Breaking ground on the future

Montgomery High construction is officially under way

By: Steve Rauscher
   MONTGOMERY — Judging from the mounds of mud and construction equipment visible everywhere, the groundbreaking ceremony for the new Montgomery High School came a bit late Thursday.
   Work at the site actually began in late September, but a few weeks hardly matter in the course of the six years the planning and construction of the massive, state-of-the-art school will have taken when the project is completed in September 2004. Township voters passed a $70 million referendum in support of the project in 2000, with design work beginning in earnest in 1998.
   More than 100 people attended the afternoon groundbreaking ceremony, including many township notables, teachers and students.
   "At first people refuse to believe that a new thing can be done," district Superintendent Stuart Schnur told the audience, paraphrasing Francis Hodgson Burnett. "Then they begin to hope that it can be done. Then they see that it can be done. And then it is done, and the community wonders why it was not done before."
   Built to accommodate the district’s swollen enrollment, which has practically doubled since 1995, the high school will house up to 2,000 students in 76 classrooms covering 406,323 square feet of space. The building will boast a cutting-edge technological infrastructure featuring a wireless computer network that will provide students, teachers and administrators a remote network and Internet access from any point on the school’s campus.
   Other amenities include a 1,000-seat auditorium and what Dr. Schnur likes to refer to as a natatorium, or an indoor swimming pool.
   Architect James Morton of MRM Architecture said designing the school presented some unique challenges. The land the district purchased for the project was the site of the former Lloyd McCorkle School for Boys at the corner of Skillman Road and Route 601. Project planners needed to evaluate the school’s existing facilities to determine which buildings, if any, would be suitable for renovation and inclusion in the new high school complex. The final design will make use of three renovated buildings.
   "We made some compromises in the plan to accommodate what was there," Mr. Morton said. "But it has worked out well for the project."
   The school’s design is centered around a two-story open area or commons, surrounded by the media center, cafeteria, auditorium and many of the school’s classrooms. The common area forms a circulation spine that helps minimize the distance students and faculty must travel and provides an area for socialization.

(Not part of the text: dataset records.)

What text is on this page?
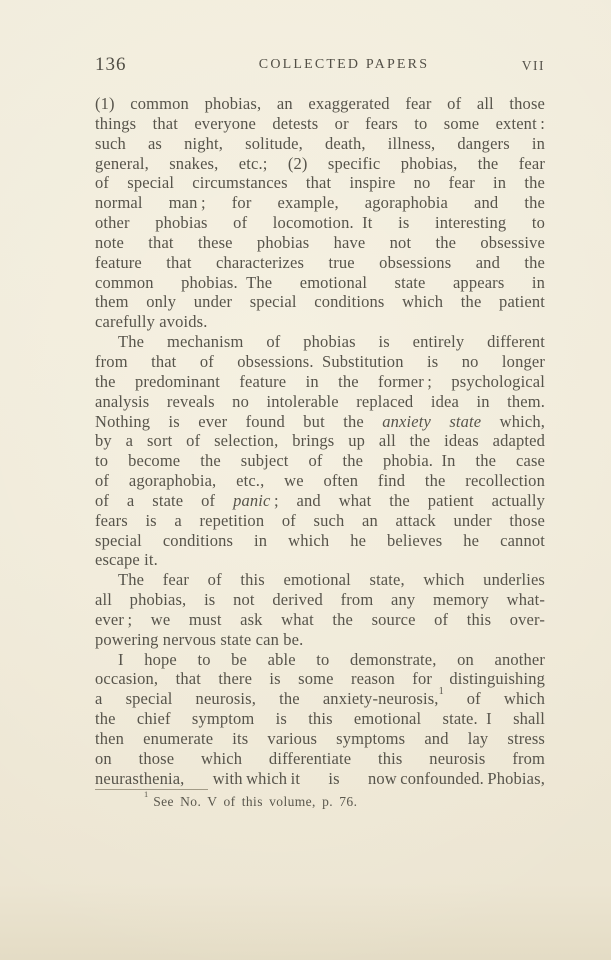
136	COLLECTED PAPERS	VII
(1) common phobias, an exaggerated fear of all those
things that everyone detests or fears to some extent :
such as night, solitude, death, illness, dangers in
general, snakes, etc.; (2) specific phobias, the fear
of special circumstances that inspire no fear in the
normal man ; for example, agoraphobia and the
other phobias of locomotion. It is interesting to
note that these phobias have not the obsessive
feature that characterizes true obsessions and the
common phobias. The emotional state appears in
them only under special conditions which the patient
carefully avoids.
The mechanism of phobias is entirely different
from that of obsessions. Substitution is no longer
the predominant feature in the former ; psychological
analysis reveals no intolerable replaced idea in them.
Nothing is ever found but the anxiety state which,
by a sort of selection, brings up all the ideas adapted
to become the subject of the phobia. In the case
of agoraphobia, etc., we often find the recollection
of a state of panic ; and what the patient actually
fears is a repetition of such an attack under those
special conditions in which he believes he cannot
escape it.
The fear of this emotional state, which underlies
all phobias, is not derived from any memory what-
ever ; we must ask what the source of this over-
powering nervous state can be.
I hope to be able to demonstrate, on another
occasion, that there is some reason for distinguishing
a special neurosis, the anxiety-neurosis,$^1$ of which
the chief symptom is this emotional state. I shall
then enumerate its various symptoms and lay stress
on those which differentiate this neurosis from
neurasthenia, with which it is now confounded. Phobias,
$^1$ See No. V of this volume, p. 76.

   "Not only will this building be a place where children will be supported as they move to higher and higher levels of learning and accomplishment," Dr. Schnur said, "but it will serve as a focal point for the entire school community. … This edifice will be a model for what is right and what is good in our lives and in our future."

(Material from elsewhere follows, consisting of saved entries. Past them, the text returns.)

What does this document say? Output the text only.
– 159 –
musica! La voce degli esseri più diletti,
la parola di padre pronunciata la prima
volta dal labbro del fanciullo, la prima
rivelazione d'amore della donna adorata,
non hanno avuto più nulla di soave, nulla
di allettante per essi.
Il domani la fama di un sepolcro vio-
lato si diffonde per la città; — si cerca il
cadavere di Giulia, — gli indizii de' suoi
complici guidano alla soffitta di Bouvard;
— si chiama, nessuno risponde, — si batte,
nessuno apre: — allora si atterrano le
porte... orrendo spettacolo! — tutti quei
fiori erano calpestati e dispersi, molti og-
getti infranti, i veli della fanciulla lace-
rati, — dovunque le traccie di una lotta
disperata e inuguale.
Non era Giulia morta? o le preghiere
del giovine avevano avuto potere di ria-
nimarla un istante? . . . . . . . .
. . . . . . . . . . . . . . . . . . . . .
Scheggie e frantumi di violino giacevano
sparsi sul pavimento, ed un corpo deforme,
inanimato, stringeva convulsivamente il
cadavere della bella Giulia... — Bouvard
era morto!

   Most others involved were similarly sanguine about the future of the project toward which they have been laboring. Board of Education President Linda Romano praised fellow board members past and present for shepherding such a substantial undertaking through the many layers of bureaucracy and public scrutiny necessary before construction could begin.

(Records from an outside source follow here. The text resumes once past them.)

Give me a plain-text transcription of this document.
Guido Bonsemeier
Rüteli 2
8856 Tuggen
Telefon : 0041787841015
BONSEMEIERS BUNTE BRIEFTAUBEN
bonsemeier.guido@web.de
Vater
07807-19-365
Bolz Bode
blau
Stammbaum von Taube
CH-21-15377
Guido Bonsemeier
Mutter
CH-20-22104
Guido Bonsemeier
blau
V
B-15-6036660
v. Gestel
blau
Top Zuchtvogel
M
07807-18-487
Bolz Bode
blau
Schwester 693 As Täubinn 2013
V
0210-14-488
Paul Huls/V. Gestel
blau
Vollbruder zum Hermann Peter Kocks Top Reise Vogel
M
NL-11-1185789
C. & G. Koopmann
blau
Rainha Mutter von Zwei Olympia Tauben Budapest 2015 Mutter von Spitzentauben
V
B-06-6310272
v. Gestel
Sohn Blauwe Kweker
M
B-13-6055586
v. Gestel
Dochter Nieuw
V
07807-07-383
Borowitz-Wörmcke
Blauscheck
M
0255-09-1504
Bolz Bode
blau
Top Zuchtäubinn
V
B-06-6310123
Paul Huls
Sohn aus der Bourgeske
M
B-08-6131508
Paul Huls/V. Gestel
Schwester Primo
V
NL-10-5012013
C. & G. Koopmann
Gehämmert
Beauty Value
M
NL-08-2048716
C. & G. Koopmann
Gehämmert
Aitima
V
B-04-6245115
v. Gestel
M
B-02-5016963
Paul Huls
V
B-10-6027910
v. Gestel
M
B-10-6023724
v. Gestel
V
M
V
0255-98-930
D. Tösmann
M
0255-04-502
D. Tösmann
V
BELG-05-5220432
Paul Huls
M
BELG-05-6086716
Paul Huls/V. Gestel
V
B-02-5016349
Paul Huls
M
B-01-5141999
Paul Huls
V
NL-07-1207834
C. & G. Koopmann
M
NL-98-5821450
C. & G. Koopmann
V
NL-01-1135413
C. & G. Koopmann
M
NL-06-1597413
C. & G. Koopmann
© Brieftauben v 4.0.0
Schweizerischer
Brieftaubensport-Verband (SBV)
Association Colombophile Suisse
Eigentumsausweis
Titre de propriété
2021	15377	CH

   The school district ranks among the best in the state, and that has, in part, fueled the district’s wild growth. Continued excellence in the face of such expansion comes at a price, however, which the public elected to pay by passing the 2000 referendum.
   "The new high school represents a significant investment on the part of Montgomery Township," Ms. Romano said. "Our actions today ensure our significant strength in the future."